August 2008                               


3R's - Rafik Samuel


Well, it has cooled down a little recently, but it is still summer and can warm up any day. There is no question that Chardonnay and Sauvignon Blanc are very popular wines, but another popular white wine is Riesling. It is a wine that has probably been misunderstood over the years. The grape has been tagged with a label of producing sweet wines, however Rieslings can be dry as well. The wine produced from this grape can range from sweet flavors of peach or honey to dry, crisp and acidic similar to a Sauvignon Blanc.

The Rieslings were made famous in Germany. The Germans use a classification system to rate the sweetness so one knows what they get when they buy the wine. The driest German Rieslings are labeled Kabinett. The sweetest are labeled Trockenbeerenauslese. Those labeled Spatlese, Auslese, and Beerenauslese are in the middle (Yes I did need to look up the spelling). The drier wines usually go with seafood, Asian food or chicken, while the sweeter ones can be enjoyed alone or even with dessert!

Wines from Washington State can vary from sweet to dry. Wines from the Alsace region of France are usually drier and more “elegant”. To be quite honest I can’t say I have a favorite Riesling, but they should run you from $10-$20. I usually go for the Kabinett style from Germany because I favor the crisp, acidic style of white wines.

Wine Tip:

What is the best temperature to drink wine?
There is a misconception that white wines should be served right out of the refrigerator or that red wines should be at room temperature: WRONG!
White wines should be served at 50-55 degrees, not that cold 40 from the fridge. The warmer temperature allows you to taste the flavors of the wine and enjoy it better. You could test this by tasting the wine right out of the fridge, then tasting it again 20 minutes after sitting out.

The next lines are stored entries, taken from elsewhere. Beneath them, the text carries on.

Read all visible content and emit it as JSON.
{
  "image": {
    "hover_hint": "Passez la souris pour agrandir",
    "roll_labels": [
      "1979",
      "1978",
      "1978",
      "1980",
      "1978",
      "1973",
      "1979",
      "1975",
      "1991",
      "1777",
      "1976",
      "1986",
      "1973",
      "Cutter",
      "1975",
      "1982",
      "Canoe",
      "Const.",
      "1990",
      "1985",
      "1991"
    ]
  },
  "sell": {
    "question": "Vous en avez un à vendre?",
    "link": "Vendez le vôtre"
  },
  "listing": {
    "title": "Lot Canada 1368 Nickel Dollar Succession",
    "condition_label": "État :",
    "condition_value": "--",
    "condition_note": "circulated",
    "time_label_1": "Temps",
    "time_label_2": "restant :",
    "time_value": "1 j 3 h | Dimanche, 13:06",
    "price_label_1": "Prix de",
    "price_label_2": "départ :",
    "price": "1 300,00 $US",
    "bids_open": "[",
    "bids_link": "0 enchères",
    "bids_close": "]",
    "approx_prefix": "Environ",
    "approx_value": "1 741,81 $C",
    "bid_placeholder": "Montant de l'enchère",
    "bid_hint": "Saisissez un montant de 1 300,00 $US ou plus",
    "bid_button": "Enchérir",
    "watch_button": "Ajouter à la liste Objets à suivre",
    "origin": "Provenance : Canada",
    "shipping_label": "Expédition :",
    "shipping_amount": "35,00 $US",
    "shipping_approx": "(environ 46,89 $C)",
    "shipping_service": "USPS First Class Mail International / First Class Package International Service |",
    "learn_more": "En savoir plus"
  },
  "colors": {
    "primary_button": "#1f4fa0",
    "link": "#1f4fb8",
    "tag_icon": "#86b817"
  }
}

Red wines should be served at 60-65 degrees, not a warm 75-80. I think this is one of the reasons that many wine drinkers only drink red wine when it is cooler (room temp is likely closer to 70). The main reason to chill the red wine is to calm down the acidic and alcoholic flavors of the red-that is when the wine burns on the way down (now that is ok with Tequila, not red wine). Try tasting a red at room temp then put the bottle in the fridge for 15-20 minutes and see the difference.

Well enjoy the rest of the summer. The next few columns will cover my favorite wines- REDS!!!